Under the previous Honor and Discipline Committee constitution, major changes to the Honor Code could only be made through a student referendum, per its bylaws. A voting turnout of two-thirds of the student body was stipulated, as well as two-thirds support among those who voted. It is true that turnout in recent elections had been below that threshold, but that does not constitute grounds to abandon the rule as recent reforms did. Had the College Ad Hoc Committee on Academic Integrity launched a larger campaign to publicize the proposals to reform the honor system before holding a referendum vote, change could have been enacted by students. Instead, the new system was installed administratively, bypassing a democratic safeguard that has protected student ownership of the honor process for generations. However well-intentioned, that decision undercuts the legitimacy of a code that depends on our consent and violates the bylaws formally adopted by the College.

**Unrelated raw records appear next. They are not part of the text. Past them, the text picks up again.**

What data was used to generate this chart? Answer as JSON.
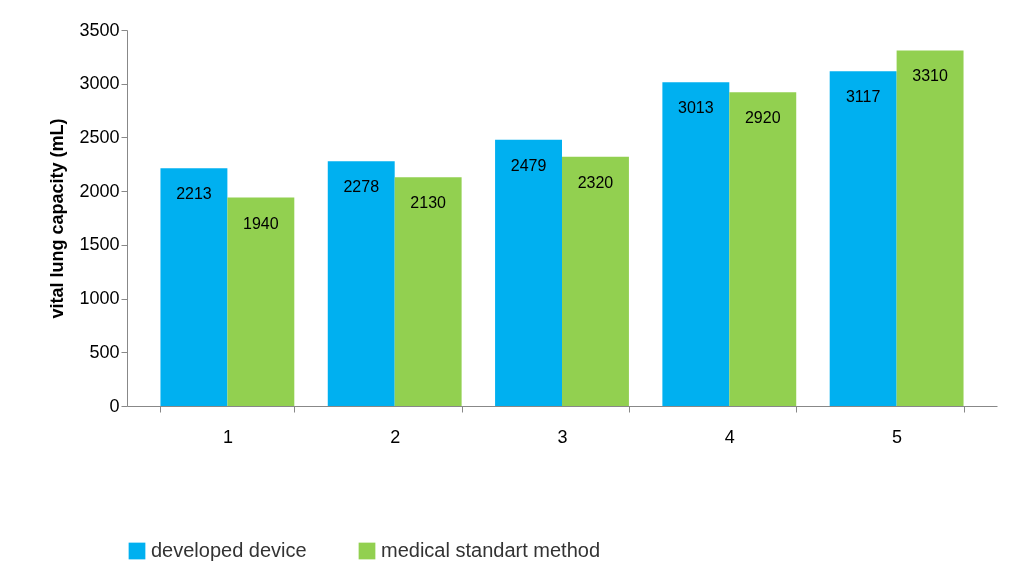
{
  "chart_data": {
    "type": "bar",
    "ylabel": "vital lung capacity (mL)",
    "categories": [
      "1",
      "2",
      "3",
      "4",
      "5"
    ],
    "series": [
      {
        "name": "developed device",
        "color": "#00b0f0",
        "values": [
          2213,
          2278,
          2479,
          3013,
          3117
        ]
      },
      {
        "name": "medical standart method",
        "color": "#92d050",
        "values": [
          1940,
          2130,
          2320,
          2920,
          3310
        ]
      }
    ],
    "ylim": [
      0,
      3500
    ],
    "yticks": [
      0,
      500,
      1000,
      1500,
      2000,
      2500,
      3000,
      3500
    ],
    "data_labels": true,
    "legend": "bottom",
    "grid": false
  }
}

I raise these concerns not to fault the creators or members of the CAI: The dedication of the students and faculty who serve on the committee is essential to our community. Rather, I want to bring attention to the changes that CAI has heralded. I bring them up now, even after the reforms have been passed because the way we reform institutions matters as much as the reforms themselves.
If we want students to take academic integrity seriously, we must also honor the integrity of their voice in shaping the system. Students should still care about the honor system after these reforms, since it can only endure if we continue to claim it as ours.
The watermelon at Paresky was sweet, and the conversations held on its steps were very hopeful. They showed that when students and administrators work together to build a culture of honesty, trust deepens and integrity becomes something we practice together rather than just a set of rules. The new system has promising elements: clearer procedures, new modes of outreach, and more chances to talk openly about integrity.
But it also replaced elections with appointments, student voices with faculty votes, and longstanding College bylaws with an administrative override. If we accept reforms imposed this way, I ask students: What comes next? Will the administration take the same license with the Williams Student Union or the Facilitators for Allocating Student Taxes (FAST)? While some of these reforms were necessary to reinvigorate the culture of integrity on campus, we cannot allow student voices, the very foundation of these systems, to be overlooked. Without vigilance, today’s quiet loss could become tomorrow’s new normal, eroding not only student governance but the protections for students whose academic futures depend on these decisions.
The reforms that created the CAI, again, introduced valuable changes: clearer procedures, new outreach to first year students, and a system less weighed down by formality. But no set of improvements can substitute for legitimacy. To regain it, the College must restore the democratic guardrails that have always protected student ownership of the Honor Code: reinstate elections for student members, ensure that future structural changes are decided by referendum, and commit to transparent processes that keep the community fully informed of changes.
Only then can the Honor Code remain not just a policy, but a promise we uphold together.
Dylan Safai is a political economy and Spanish double major and a global studies concentrator from Potomac, Md.